Here’s another report on Arkansas’s flawed rule requiring work efforts by Medicaid recipients. More criticism.

The Center on Budget and Policy Priorities reviews the January report on compliance with the rule, a month in which the age group required to report work efforts expanded.


In Arkansas, beneficiaries lose coverage if they don’t comply for three months in a year. The three-month “clock” reset in January, so no beneficiaries lost coverage for not reporting in January. But the state’s January data show continued high rates of non-compliance among those required to report. The state exempted almost 90 percent of the 105,000 beneficiaries subject to the work requirement, leaving just under 12,000 who had to report. Of those required to report work activities, about 87 percent failed to report or failed to report enough hours to meet the requirement. Almost 9,000 beneficiaries now have one month of non-compliance in 2019 and, with two more this year, will lose coverage.

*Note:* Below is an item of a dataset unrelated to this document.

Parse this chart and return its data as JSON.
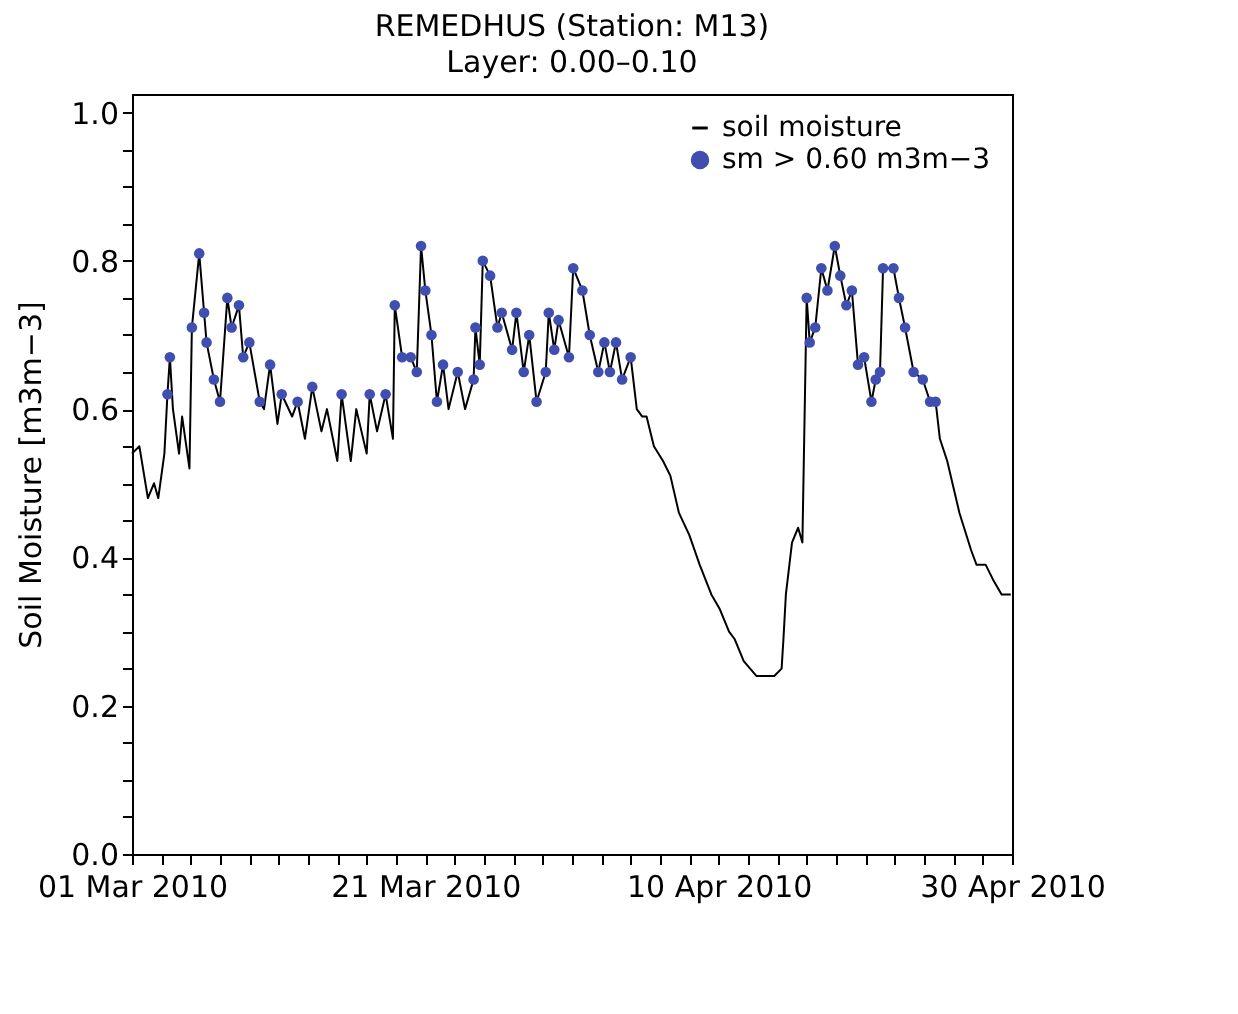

The low reporting numbers in January suggest that 19- to 29-year-olds are struggling with the same issues the older group has faced: lack of awareness that they are subject to a work requirement, difficulty reporting their compliance, and trouble understanding the complex rules around exemptions and allowable work activities.

Moreover, the state keeps expanding the population subject to the work requirement despite lacking an approved research and evaluation plan. If the waiver doesn’t give beneficiaries incentives to participate or improve health outcomes, the Centers for Medicare and Medicaid Services (CMS) can end it. But CMS hasn’t even begun to evaluate the waiver’s effectiveness, though Arkansas’ work requirement has been in place for over eight months and has taken coverage away from thousands.

This was the plan, of course. The article holds up Arkansas as an example for other states on what doesn’t work. The federal government, meanwhile, is trying to get a lawsuit against the rule dismissed. No wonder. It’s a winner. Medicaid was designed to help people get medical coverage, not deprive them.